Hemophilia is a rare, sex-linked disorder that happens when the blood doesn’t clot when it’s supposed to. Unlike ordinary people, those afflicted with hemophilia bleed for a long time, even when they get minor cuts. Unfortunately, this is not even the worst-case scenario. Sometimes, they suffer from internal bleeding, get their organs damaged, and even get their lives in danger due to bleeding.
As a disease, hemophilia is both rare and sex-linked. It usually occurs when a person does not have enough or does not have blood-clotting proteins (clotting factors) in the body that work with platelets. Excessive bleeding, heavy menstrual periods, large bruises, frequent nosebleeds, and painful and tight feelings in the joints are only some of the common symptoms of hemophilia.
Hemophilia may seem harmless, but the fact is, it can kill. Though it is pretty rare, there are times when even simple bumps can cause seizures and bleed into the brain of hemophiliacs. Unlike others, people who live with hemophilia are in constant danger, which is why it is essential to get it treated properly.
Though hemophilia is almost always genetic, it may also be because of the following causes.
Absence or Deficiency in Clotting Factors (Congenital Hemophilia)
One of the leading causes of hemophilia is genes. Sometimes, genes may mutate or change, and such change may result in the absence or deficiency of one of the genes that provide instructions for making all the 12 clotting factor proteins that the human body needs. The genetic mutation or change may also prevent the clotting protein from working correctly or be missing altogether. These genes are located on the X chromosome that both male and female children inherit from their mothers. Unfortunately, because male children only get one X chromosome from the parent, they are more likely to inherit the disease in case of abnormality in the genes. Thus, the disorder is inherited, causing the afflicted to be born with it (congenital), and is usually passed down through families among male children.

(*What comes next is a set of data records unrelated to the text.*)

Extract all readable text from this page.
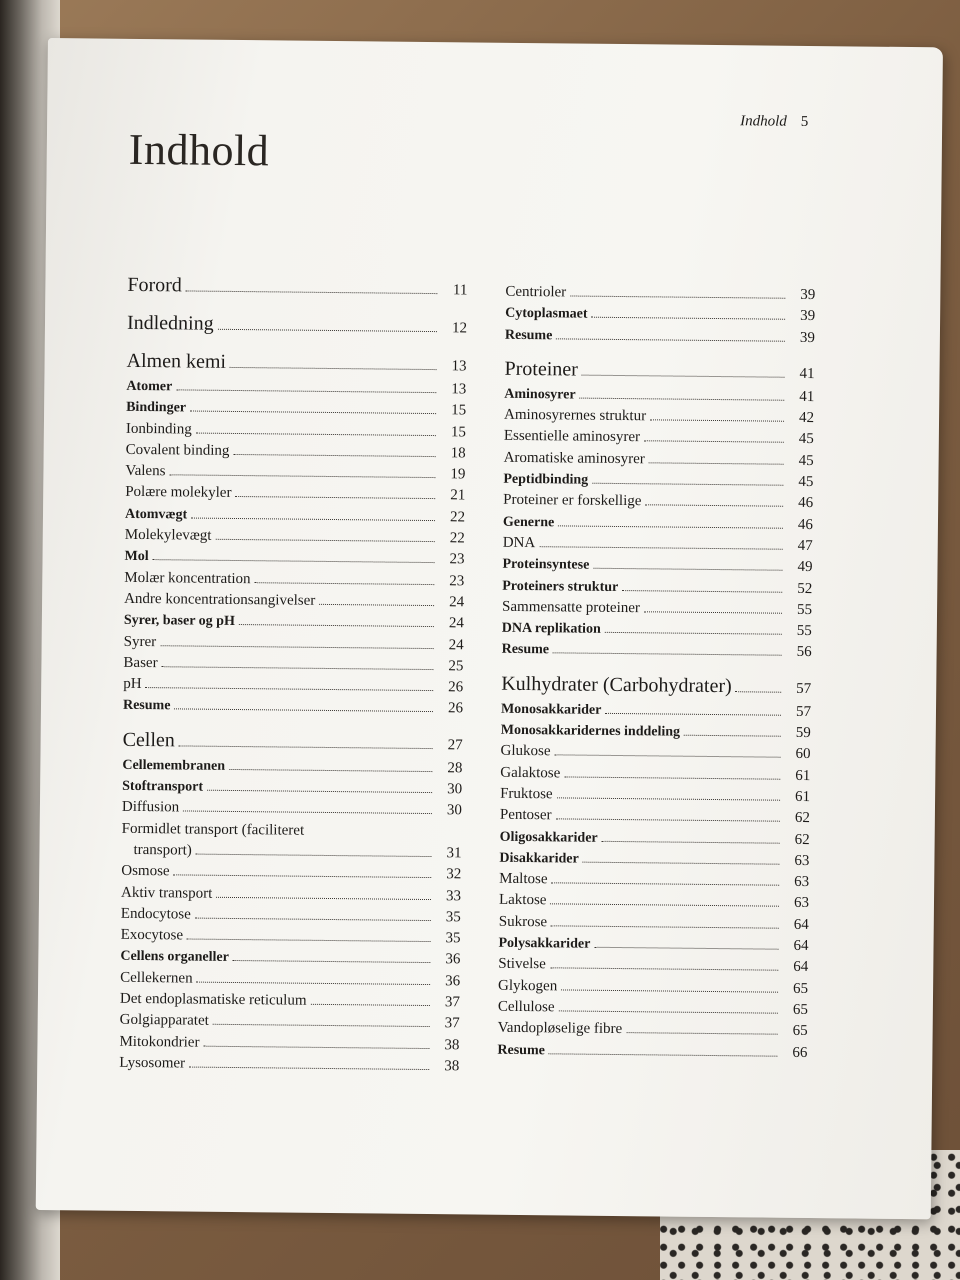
Indhold 5
Indhold
Forord	11
Indledning	12
Almen kemi	13
Atomer	13
Bindinger	15
Ionbinding	15
Covalent binding	18
Valens	19
Polære molekyler	21
Atomvægt	22
Molekylevægt	22
Mol	23
Molær koncentration	23
Andre koncentrationsangivelser	24
Syrer, baser og pH	24
Syrer	24
Baser	25
pH	26
Resume	26
Cellen	27
Cellemembranen	28
Stoftransport	30
Diffusion	30
Formidlet transport (faciliteret
transport)	31
Osmose	32
Aktiv transport	33
Endocytose	35
Exocytose	35
Cellens organeller	36
Cellekernen	36
Det endoplasmatiske reticulum	37
Golgiapparatet	37
Mitokondrier	38
Lysosomer	38
Centrioler	39
Cytoplasmaet	39
Resume	39
Proteiner	41
Aminosyrer	41
Aminosyrernes struktur	42
Essentielle aminosyrer	45
Aromatiske aminosyrer	45
Peptidbinding	45
Proteiner er forskellige	46
Generne	46
DNA	47
Proteinsyntese	49
Proteiners struktur	52
Sammensatte proteiner	55
DNA replikation	55
Resume	56
Kulhydrater (Carbohydrater)	57
Monosakkarider	57
Monosakkaridernes inddeling	59
Glukose	60
Galaktose	61
Fruktose	61
Pentoser	62
Oligosakkarider	62
Disakkarider	63
Maltose	63
Laktose	63
Sukrose	64
Polysakkarider	64
Stivelse	64
Glykogen	65
Cellulose	65
Vandopløselige fibre	65
Resume	66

For females, mutation or change in the genes that provide instructions for making the clotting factor may cause females to become “carriers.” This means she can either be afflicted and show symptoms or pass the affected X chromosome on to her children.
Congenital or inherited hemophilia has two different types, each categorized according to which clotting factor is missing or inactive: Classic hemophilia and the Christmas disease.